Las aportaciones de INTERcids también se refieren a los controles: es preciso que en los puntos de salida de la Unión estén presentes veterinarios oficiales encargados de comprobar que los animales están en condiciones de proseguir el viaje y que los vehículos o buques cumplen los requisitos del Reglamento. Estos veterinarios deben controlar los vehículos antes de que salgan de la Unión para asegurarse de que no están abarrotados, de que disponen de suficiente espacio libre en altura, de que disponen de yacijas, de que transportan suficiente alimento y agua, y de que los dispositivos de ventilación y distribución de agua funcionan correctamente.

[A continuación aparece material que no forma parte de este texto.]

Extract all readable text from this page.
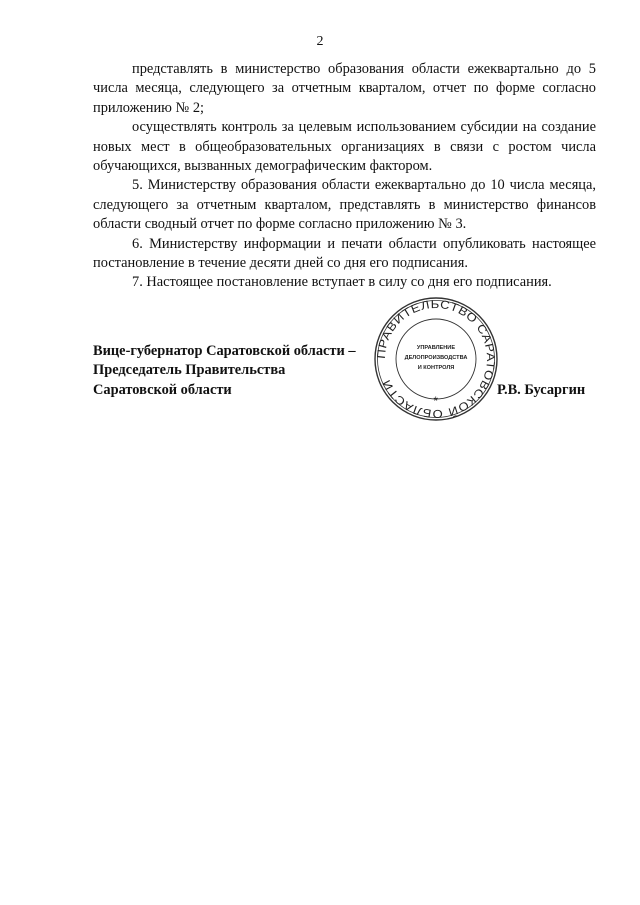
2

представлять в министерство образования области ежеквартально до 5 числа месяца, следующего за отчетным кварталом, отчет по форме согласно приложению № 2;

осуществлять контроль за целевым использованием субсидии на создание новых мест в общеобразовательных организациях в связи с ростом числа обучающихся, вызванных демографическим фактором.

5. Министерству образования области ежеквартально до 10 числа месяца, следующего за отчетным кварталом, представлять в министерство финансов области сводный отчет по форме согласно приложению № 3.

6. Министерству информации и печати области опубликовать настоящее постановление в течение десяти дней со дня его подписания.

7. Настоящее постановление вступает в силу со дня его подписания.

Вице-губернатор Саратовской области –
Председатель Правительства
Саратовской области
ПРАВИТЕЛЬСТВО САРАТОВСКОЙ ОБЛАСТИ
УПРАВЛЕНИЕ
ДЕЛОПРОИЗВОДСТВА
И КОНТРОЛЯ
*
Р.В. Бусаргин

A fin de garantizar la efectividad de estos controles, se propone que las inspecciones sean también realizadas sin previo aviso. Y que en caso de que no existan suficientes garantías de que las normas de la UE sobre bienestar animal van a cumplirse hasta el destino final, debe denegarse el certificado de exportación, siguiendo las consideraciones del propio Tribunal de Justicia de la UE (Sala Quinta), en el asunto C-424/13, de 23 de abril de 2015.